Last month we took a look at the data warehouse industry's progress on the deadly sins of tunnel vision, perspective and myopia. This month we'll cover the remaining sins and how we're doing overall.

4. Ignorance

The classic signs of ignorance have been teams assuming that data warehousing was just another online transaction processing (OLTP) type project, labeling a collection of replicated normalized tables as a data warehouse and not attaching any importance to meta data.

Of all the sins, we've made the most progress on ignorance. Many thousands of data warehouse warriors have attended seminars, classes and conferences. Many thousands have also gained hard-earned experience on data warehouse projects in their organizations. Although we are still saddled with lingering urban legends and the usual amount of FUD (fear, uncertainty and doubt) present in any technology market, we continue to shine the purifying light of knowledge and experience into these dank, dark hiding places of obfuscation and distortion.

3. Greed

The manifestations of greed are typically a six-month time frame for an enterprise scale project; planning to do parallel development of multiple subject areas with inexperienced teams; setting requirements that demand 100 percent loading of the available resources, thus precluding any headroom; and ongoing, pervasive scope creep.

We still see struggles in the area of greed, both at the team and vendor levels. At the team level, there is still too much greed when it comes to scope. Even given the amount of education that has taken place, there are still many teams that have very little real-world experience. It is all too easy for them to attempt more than they are capable of delivering in the time frames they commit to. I don't have any silver bullet for vendor greed. It is something that we all have to put up with. We do best by seeking to effect positive change by voting with our dollars.

2. Sloth

Sloth is typified by using normalized data models in systems that are meant for direct user access, little to no data scrubbing or other information quality processes or functions, and reliance on technological silver bullets rather than the difficult and time-consuming work of data analysis and productive, user-oriented design.

Sloth is a sin where there is still tremendous opportunity for advancement. Teams tend to run out of gas just when they could make a tremendous difference in the ease of use of their systems. When it comes time to include value-added Y/N flags such as "Top 100 Customer Y/N" and derived data points such as "Total Units PYTD (prior year to date)" or "Total Units YTD (year to date)" in their designs, the teams will more often than not choose the easy path and delete them from the design. It is a real pity, as most of the value of the entire data warehouse system is manifested in these types of easy-to-use, powerful features.

1. Pride

By far, the greatest challenge we've had as an industry has been pride. All of us fall victim to the seductive voice of pride from time to time. Press, pundits, analysts, consultants, vendors, users and data warehousing teams are no exception.

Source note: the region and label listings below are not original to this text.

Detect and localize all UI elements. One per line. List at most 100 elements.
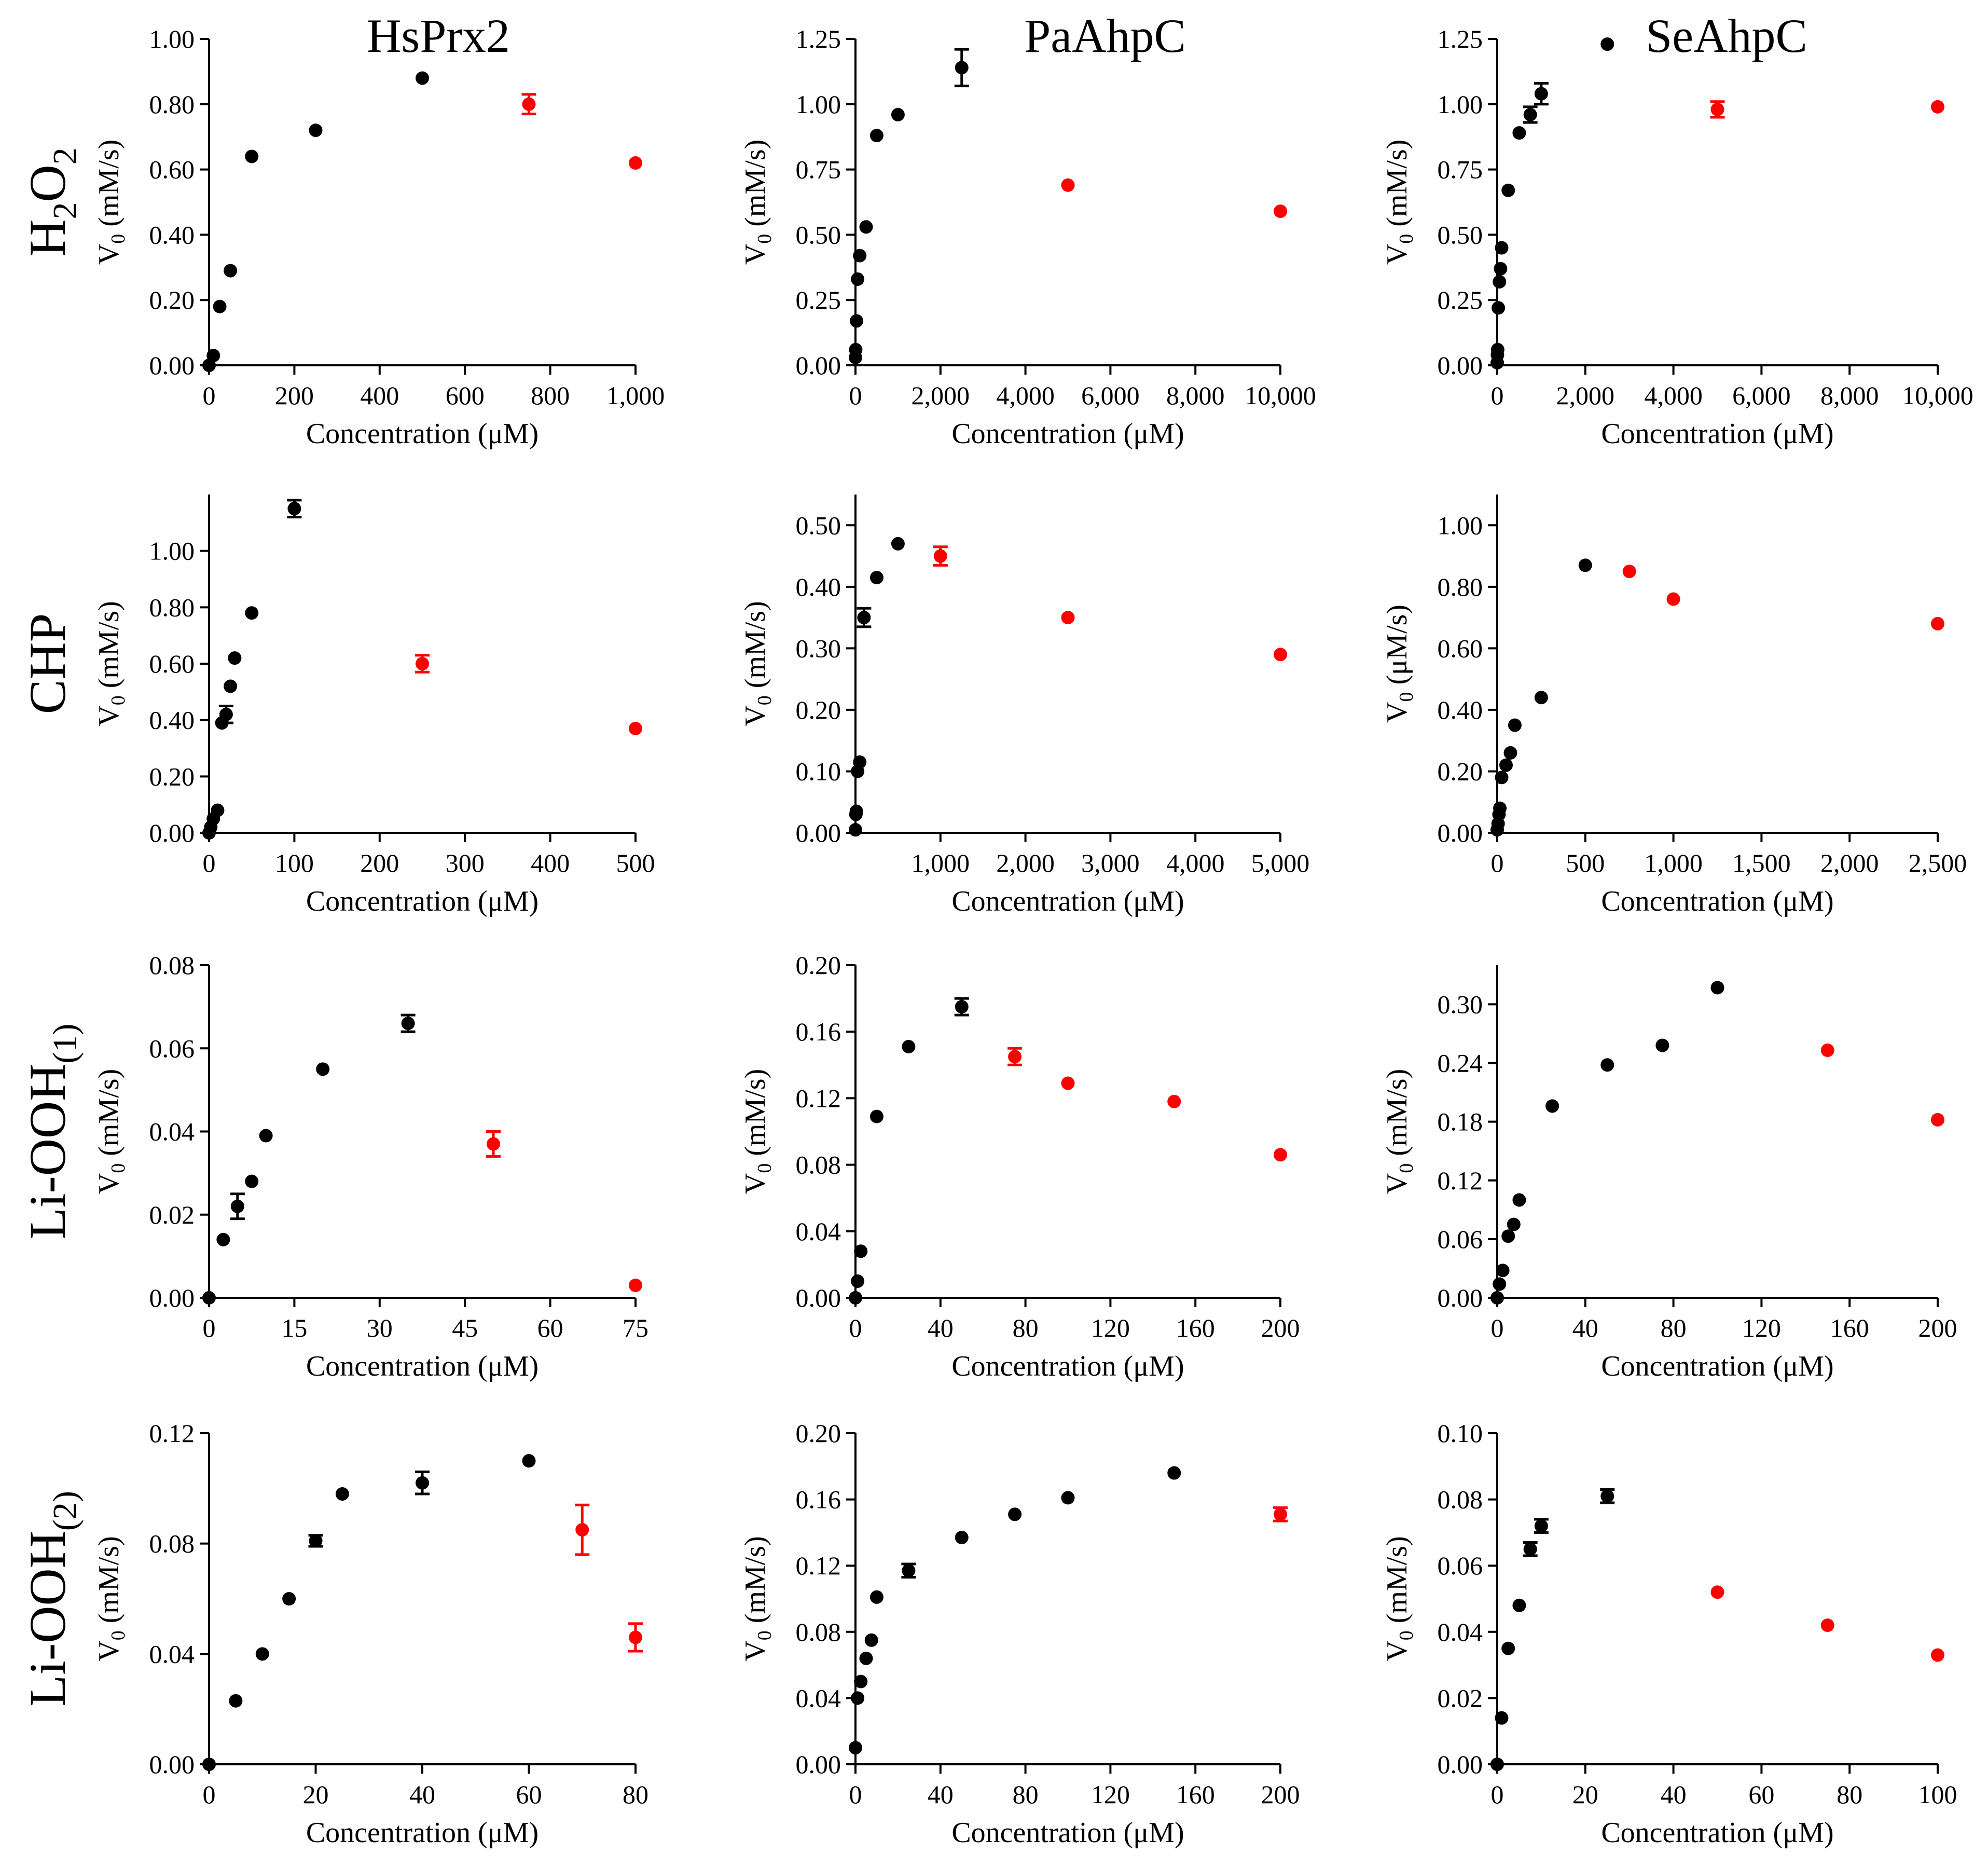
x-tick-label: 80 bbox=[1013, 1313, 1039, 1342]
x-tick-label: 2,000 bbox=[1556, 381, 1615, 410]
data-point bbox=[849, 342, 863, 356]
chart-li1-seahpc: 0 40 80 120 160 200 0.00 0.06 0.12 0.18 0.24 0.30 Co… bbox=[1381, 965, 1957, 1382]
data-point bbox=[955, 1000, 969, 1014]
y-tick-label: 0.04 bbox=[1438, 1617, 1483, 1647]
data-point bbox=[416, 657, 429, 670]
data-point bbox=[1493, 1277, 1507, 1291]
y-tick-label: 0.18 bbox=[1438, 1107, 1483, 1136]
data-point bbox=[851, 1691, 865, 1705]
y-tick-label: 0.00 bbox=[149, 818, 195, 847]
x-tick-label: 40 bbox=[1572, 1313, 1598, 1342]
data-point bbox=[869, 571, 883, 585]
data-point bbox=[1600, 1489, 1614, 1503]
x-tick-label: 160 bbox=[1176, 1313, 1215, 1342]
y-tick-label: 0.60 bbox=[149, 155, 195, 184]
chart-h2o2-seahpc: 0 2,000 4,000 6,000 8,000 10,000 0.00 0.25 0.50 0… bbox=[1381, 24, 1973, 450]
data-point bbox=[206, 349, 220, 363]
data-point bbox=[629, 1630, 642, 1644]
data-point bbox=[1274, 204, 1287, 218]
data-point bbox=[1931, 616, 1944, 630]
y-tick-label: 0.00 bbox=[796, 1283, 841, 1312]
x-tick-label: 2,500 bbox=[1909, 848, 1967, 877]
column-title-paahpc: PaAhpC bbox=[1024, 9, 1186, 62]
data-point bbox=[853, 755, 867, 769]
y-tick-label: 0.06 bbox=[149, 1034, 195, 1063]
data-point bbox=[202, 1758, 216, 1771]
x-tick-label: 0 bbox=[203, 1313, 216, 1342]
x-tick-label: 0 bbox=[849, 1313, 862, 1342]
data-point bbox=[864, 1633, 878, 1647]
x-tick-label: 6,000 bbox=[1732, 381, 1791, 410]
data-point bbox=[902, 1040, 916, 1054]
y-tick-label: 0.50 bbox=[1438, 220, 1483, 249]
y-tick-label: 0.20 bbox=[796, 695, 841, 724]
y-axis-label: V0 (mM/s) bbox=[1381, 140, 1417, 265]
y-tick-label: 1.00 bbox=[149, 537, 195, 566]
x-tick-label: 1,000 bbox=[1644, 848, 1703, 877]
data-point bbox=[1534, 87, 1548, 101]
data-point bbox=[1710, 981, 1724, 995]
y-axis-label: V0 (μM/s) bbox=[1381, 605, 1417, 723]
row-label-3: Li-OOH(2) bbox=[19, 1491, 84, 1707]
data-point bbox=[1490, 342, 1504, 356]
y-tick-label: 0.12 bbox=[1438, 1166, 1483, 1195]
data-point bbox=[1495, 241, 1509, 255]
y-tick-label: 0.30 bbox=[1438, 990, 1483, 1019]
data-point bbox=[1061, 1491, 1075, 1505]
data-point bbox=[245, 149, 259, 163]
x-tick-label: 2,000 bbox=[1820, 848, 1879, 877]
data-point bbox=[1495, 771, 1509, 785]
y-tick-label: 0.25 bbox=[1438, 285, 1483, 314]
data-point bbox=[859, 220, 873, 234]
x-tick-label: 120 bbox=[1742, 1313, 1781, 1342]
data-point bbox=[1622, 565, 1636, 579]
data-point bbox=[1493, 801, 1507, 815]
y-axis-label: V0 (mM/s) bbox=[93, 140, 129, 265]
data-point bbox=[287, 502, 301, 516]
data-point bbox=[851, 272, 865, 286]
y-tick-label: 0.16 bbox=[796, 1017, 841, 1046]
data-point bbox=[1523, 1542, 1537, 1556]
data-point bbox=[629, 1278, 642, 1292]
y-tick-label: 0.10 bbox=[796, 757, 841, 786]
x-axis-label: Concentration (μM) bbox=[951, 1350, 1184, 1382]
data-point bbox=[902, 1563, 916, 1577]
data-point bbox=[1167, 1094, 1181, 1108]
y-tick-label: 0.02 bbox=[1438, 1683, 1483, 1712]
data-point bbox=[869, 1590, 883, 1604]
y-tick-label: 0.12 bbox=[796, 1551, 841, 1580]
x-tick-label: 200 bbox=[360, 848, 399, 877]
x-tick-label: 40 bbox=[1661, 1780, 1687, 1809]
data-point bbox=[229, 1694, 243, 1708]
row-label-0: H2O2 bbox=[19, 147, 84, 256]
y-tick-label: 1.25 bbox=[796, 24, 841, 53]
data-point bbox=[1600, 1058, 1614, 1072]
y-tick-label: 0.50 bbox=[796, 511, 841, 540]
data-point bbox=[850, 314, 864, 328]
x-tick-label: 0 bbox=[203, 381, 216, 410]
chart-li1-hsprx2: 0 15 30 45 60 75 0.00 0.02 0.04 0.06 0.08 Concentra… bbox=[93, 951, 648, 1382]
data-point bbox=[854, 1244, 868, 1258]
x-tick-label: 600 bbox=[446, 381, 485, 410]
x-tick-label: 5,000 bbox=[1251, 848, 1310, 877]
chart-chp-hsprx2: 0 100 200 300 400 500 0.00 0.20 0.40 0.60 0.80 1.00… bbox=[93, 495, 655, 917]
data-point bbox=[1008, 1050, 1022, 1064]
data-point bbox=[1655, 1038, 1669, 1052]
chart-grid: 0 200 400 600 800 1,0000.000.200.400.600.801.… bbox=[93, 24, 1973, 1849]
x-tick-label: 0 bbox=[1491, 1780, 1504, 1809]
data-point bbox=[487, 1137, 500, 1151]
data-point bbox=[1167, 1466, 1181, 1480]
data-point bbox=[309, 1534, 323, 1548]
y-tick-label: 1.00 bbox=[1438, 90, 1483, 119]
data-point bbox=[1545, 1099, 1559, 1113]
x-tick-label: 10,000 bbox=[1902, 381, 1973, 410]
chart-h2o2-hsprx2: 0 200 400 600 800 1,000 0.00 0.20 0.40 0.60 0.80 1.… bbox=[93, 24, 665, 450]
data-point bbox=[522, 97, 536, 111]
x-axis-label: Concentration (μM) bbox=[306, 418, 539, 450]
x-tick-label: 4,000 bbox=[1166, 848, 1225, 877]
data-point bbox=[1061, 178, 1075, 192]
data-point bbox=[219, 707, 233, 721]
y-tick-label: 1.00 bbox=[1438, 511, 1483, 540]
data-point bbox=[1820, 1044, 1834, 1058]
x-tick-label: 4,000 bbox=[1644, 381, 1703, 410]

If we could find an anecdote to pride, we could save the world much pain and suffering. Unfortunately, our field of business intelligence suffers the same as the world in general from doses of excessive pride. There are still plenty of projects that suffer dismal fates for no other reason than profuse pride by business leaders, project leaders, team members, consultants or other vendors. I have heard business leaders claim they don't need any help from anyone since they have all the answers. I have attended meetings where data warehouse team leaders have proclaimed that they didn't need business discovery because they knew what was best for the users and the business. I have witnessed consultants make incredible, fantastically outrageous claims of experience and capability. I have seen vendors engage in indescribable fits of pomposity. I wish I had an anti-hubris pill I could give them all, but I don't. Unfortunately, my experience mirrors the quote from Emily Bronte, "Proud people breed sad sorrows for themselves."

Overall, I'd give our industry a "B" at this stage of its development. We've come a tremendous way since the early days of bumbling around in the dark, inventing things as we went along. We've still got a way to go in several key areas including user-oriented design, meta data integration and cultural change management issues. Even though data warehousing is no longer in its infancy, we can all still profit by identifying the presence of and overcoming the seven deadly sins of data warehousing.